Forecasting patterns like this on a global scale “wouldn’t have been possible five years ago,” says Ashton Verdery, a Pennsylvania State University sociologist and demographer, who was not involved in the study. Many past demographic studies have focused on the nuclear family (defined as two parents and their children) because most readily available data measure changes within individual households. Methods that quantify changes in the number of cousins, aunts, uncles, nieces, nephews and other extended family greatly advanced in the past decade. “It’s a fantastic application of newly developed methods,” Verdery says.
The study foreshadows potentially drastic problems for health care. The findings suggest extended families may shrink very quickly in countries that are just beginning to see lower birth and death rates, such as those in Latin America and sub-Saharan Africa. Most of these countries currently don’t have systems in place to care for a growing aging population and will likely struggle with the rapid change, Alburez-Gutierrez says. Much more of the medical, financial and emotional burden may fall on a single person instead of being spread out over multiple family members. This would put additional stress on those who are lower-income and stretched for time.
Some countries that already have low birth and death rates are facing these issues today. In China familial-based care is still considered the norm, Verdery says. But as the country undergoes mass aging, and the availability of caregivers dwindles there, people are often “sandwiched” between taking care of their kids, as well as their own parents and grandparents. Some face increasing financial stress as they pay for older adults’ care, in addition to supporting their own children. Others, notably many women, often drop out of the labor force to invest more time in caring for their family, Verdery says. Smaller extended families also mean some members may become increasingly isolated socially and could struggle with loneliness.

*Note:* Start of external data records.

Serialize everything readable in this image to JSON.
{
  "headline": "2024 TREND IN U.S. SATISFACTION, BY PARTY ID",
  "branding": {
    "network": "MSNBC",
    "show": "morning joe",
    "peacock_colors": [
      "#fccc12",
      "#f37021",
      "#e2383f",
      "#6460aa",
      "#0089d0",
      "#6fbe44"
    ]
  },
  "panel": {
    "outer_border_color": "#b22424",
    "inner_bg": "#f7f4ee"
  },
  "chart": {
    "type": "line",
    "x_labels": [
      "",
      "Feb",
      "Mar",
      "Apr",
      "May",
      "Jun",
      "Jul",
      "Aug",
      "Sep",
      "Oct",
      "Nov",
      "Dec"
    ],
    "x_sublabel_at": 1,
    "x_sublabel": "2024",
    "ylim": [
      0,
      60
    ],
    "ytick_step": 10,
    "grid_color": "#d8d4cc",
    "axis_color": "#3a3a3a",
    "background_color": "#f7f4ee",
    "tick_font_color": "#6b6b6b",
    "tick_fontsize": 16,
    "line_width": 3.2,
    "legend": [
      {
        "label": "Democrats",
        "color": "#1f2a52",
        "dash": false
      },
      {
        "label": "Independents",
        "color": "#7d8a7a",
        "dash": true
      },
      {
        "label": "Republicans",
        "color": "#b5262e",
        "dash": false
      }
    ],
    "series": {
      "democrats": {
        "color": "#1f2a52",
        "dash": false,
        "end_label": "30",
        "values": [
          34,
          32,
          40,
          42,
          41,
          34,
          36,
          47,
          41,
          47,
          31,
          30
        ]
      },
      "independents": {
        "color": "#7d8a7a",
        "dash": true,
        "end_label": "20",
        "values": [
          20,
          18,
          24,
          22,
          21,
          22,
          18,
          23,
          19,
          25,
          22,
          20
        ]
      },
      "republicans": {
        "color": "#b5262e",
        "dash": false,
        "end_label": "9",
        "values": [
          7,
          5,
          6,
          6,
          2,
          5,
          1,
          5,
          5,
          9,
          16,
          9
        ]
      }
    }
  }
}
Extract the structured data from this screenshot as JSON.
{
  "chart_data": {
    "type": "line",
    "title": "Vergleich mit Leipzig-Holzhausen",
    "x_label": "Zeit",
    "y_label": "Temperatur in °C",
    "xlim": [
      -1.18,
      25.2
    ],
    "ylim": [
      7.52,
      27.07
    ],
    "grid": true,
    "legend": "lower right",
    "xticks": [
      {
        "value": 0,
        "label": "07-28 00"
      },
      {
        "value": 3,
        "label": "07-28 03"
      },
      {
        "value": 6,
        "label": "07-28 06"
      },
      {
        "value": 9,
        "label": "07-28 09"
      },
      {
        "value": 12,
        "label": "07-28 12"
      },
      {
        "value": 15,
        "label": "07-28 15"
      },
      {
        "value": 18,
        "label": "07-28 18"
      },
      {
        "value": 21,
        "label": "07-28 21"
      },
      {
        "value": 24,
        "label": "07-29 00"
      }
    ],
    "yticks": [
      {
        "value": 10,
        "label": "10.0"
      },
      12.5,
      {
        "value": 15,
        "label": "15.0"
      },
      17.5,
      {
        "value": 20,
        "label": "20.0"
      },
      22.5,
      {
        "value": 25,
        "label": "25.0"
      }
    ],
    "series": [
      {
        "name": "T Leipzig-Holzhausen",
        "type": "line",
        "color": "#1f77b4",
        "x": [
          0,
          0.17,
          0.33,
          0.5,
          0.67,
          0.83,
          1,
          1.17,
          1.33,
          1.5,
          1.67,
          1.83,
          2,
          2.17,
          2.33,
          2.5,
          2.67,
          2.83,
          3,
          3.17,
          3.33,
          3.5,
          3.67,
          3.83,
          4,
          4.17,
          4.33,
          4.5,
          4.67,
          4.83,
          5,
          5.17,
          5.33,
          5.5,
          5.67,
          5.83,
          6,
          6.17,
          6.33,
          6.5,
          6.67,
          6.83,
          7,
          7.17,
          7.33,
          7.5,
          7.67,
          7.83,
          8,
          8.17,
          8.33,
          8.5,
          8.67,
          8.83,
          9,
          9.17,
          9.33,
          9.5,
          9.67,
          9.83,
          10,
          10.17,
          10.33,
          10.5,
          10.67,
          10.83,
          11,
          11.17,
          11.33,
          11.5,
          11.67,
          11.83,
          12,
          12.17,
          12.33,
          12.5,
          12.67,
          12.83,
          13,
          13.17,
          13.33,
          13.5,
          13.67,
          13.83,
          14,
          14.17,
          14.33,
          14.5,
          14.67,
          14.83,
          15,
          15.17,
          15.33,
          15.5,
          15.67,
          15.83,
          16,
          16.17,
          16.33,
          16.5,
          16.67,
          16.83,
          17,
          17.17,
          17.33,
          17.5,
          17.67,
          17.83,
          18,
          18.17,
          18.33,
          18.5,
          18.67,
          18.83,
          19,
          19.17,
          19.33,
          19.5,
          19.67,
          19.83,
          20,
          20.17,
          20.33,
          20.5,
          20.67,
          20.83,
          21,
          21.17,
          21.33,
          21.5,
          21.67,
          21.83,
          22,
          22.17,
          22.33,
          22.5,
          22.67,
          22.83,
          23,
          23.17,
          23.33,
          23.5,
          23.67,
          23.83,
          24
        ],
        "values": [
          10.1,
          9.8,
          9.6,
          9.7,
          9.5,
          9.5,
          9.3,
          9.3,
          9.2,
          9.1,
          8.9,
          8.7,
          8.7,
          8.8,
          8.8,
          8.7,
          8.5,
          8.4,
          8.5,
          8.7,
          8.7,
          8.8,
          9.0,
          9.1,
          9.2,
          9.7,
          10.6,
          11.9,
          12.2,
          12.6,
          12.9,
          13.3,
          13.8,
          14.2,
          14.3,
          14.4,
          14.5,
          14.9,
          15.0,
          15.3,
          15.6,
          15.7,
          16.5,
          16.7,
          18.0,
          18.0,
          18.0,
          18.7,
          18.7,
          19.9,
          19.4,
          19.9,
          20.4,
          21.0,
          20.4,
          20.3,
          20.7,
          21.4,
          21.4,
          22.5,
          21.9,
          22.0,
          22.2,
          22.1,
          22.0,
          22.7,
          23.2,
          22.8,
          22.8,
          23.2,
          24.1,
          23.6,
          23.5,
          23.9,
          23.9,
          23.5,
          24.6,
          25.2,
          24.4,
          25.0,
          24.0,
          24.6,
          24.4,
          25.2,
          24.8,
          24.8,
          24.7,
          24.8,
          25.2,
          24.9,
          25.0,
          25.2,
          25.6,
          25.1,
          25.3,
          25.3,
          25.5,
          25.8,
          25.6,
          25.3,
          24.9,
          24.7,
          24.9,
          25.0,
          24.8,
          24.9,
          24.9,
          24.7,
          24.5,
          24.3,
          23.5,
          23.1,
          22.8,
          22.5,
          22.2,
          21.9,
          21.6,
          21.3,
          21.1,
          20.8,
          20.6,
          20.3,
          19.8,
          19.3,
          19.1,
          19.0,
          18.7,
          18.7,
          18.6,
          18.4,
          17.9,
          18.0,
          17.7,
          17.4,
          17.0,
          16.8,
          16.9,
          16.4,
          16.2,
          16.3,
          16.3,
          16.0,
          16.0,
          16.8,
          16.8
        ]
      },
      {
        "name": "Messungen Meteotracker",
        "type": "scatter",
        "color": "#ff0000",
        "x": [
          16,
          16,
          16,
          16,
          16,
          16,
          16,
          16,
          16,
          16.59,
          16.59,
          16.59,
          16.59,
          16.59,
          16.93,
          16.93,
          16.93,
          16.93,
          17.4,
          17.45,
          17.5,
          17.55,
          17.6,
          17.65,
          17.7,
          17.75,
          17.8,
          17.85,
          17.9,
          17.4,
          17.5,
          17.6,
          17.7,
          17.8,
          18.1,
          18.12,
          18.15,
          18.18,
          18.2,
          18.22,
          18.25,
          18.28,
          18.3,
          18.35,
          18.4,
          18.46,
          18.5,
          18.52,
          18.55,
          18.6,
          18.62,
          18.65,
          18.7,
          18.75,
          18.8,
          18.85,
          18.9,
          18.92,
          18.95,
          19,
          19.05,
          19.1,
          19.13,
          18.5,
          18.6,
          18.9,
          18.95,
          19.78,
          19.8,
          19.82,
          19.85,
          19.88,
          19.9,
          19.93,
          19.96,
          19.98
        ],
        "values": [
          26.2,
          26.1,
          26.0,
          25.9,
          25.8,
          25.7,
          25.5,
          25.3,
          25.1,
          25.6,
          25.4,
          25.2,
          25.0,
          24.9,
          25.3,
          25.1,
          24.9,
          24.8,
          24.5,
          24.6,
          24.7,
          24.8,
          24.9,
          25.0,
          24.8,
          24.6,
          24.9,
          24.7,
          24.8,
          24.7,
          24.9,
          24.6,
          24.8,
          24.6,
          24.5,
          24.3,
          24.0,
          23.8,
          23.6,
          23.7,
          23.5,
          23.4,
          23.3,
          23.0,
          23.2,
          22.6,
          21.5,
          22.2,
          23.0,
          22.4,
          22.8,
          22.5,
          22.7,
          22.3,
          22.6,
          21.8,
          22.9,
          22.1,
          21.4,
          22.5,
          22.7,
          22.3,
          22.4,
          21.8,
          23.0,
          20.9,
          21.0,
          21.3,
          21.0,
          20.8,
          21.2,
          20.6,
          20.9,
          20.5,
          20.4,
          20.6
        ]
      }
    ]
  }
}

Alburez-Gutierrez notes that this new analysis does not include adoptive families and LGBTQ+ families. “People can make a family in many other ways,” he says. But current data and modeling tools are limited in their ability to quantify these family networks, as well as other sources of support, such as friends or other community members.
Strategies that address an aging population also may be useful when it comes to supporting smaller families, Alburez-Gutierrez adds. These might include extending health care coverage for aging adults, restructuring pension systems and investing in affordable child care infrastructure. Initiatives in some countries are also building more multigenerational housing to make it easier for older adults to live with their children, Verdery says. Other countries have found creative ways of using existing community structures to foster social connectedness. France, for example, launched a program a few years ago where postal workers can make check-ins on older residents as they deliver mail along their routes. Community support organizations can also help adults navigate difficult logistical, financial and emotional challenges of long-term care.
Families are very relevant when it comes to understanding population health, especially outside the Global North, Alburez-Gutierrez says. Societies have been built around the expectation that supportive family networks will always exist, he says, “but that is going to change in the near future.”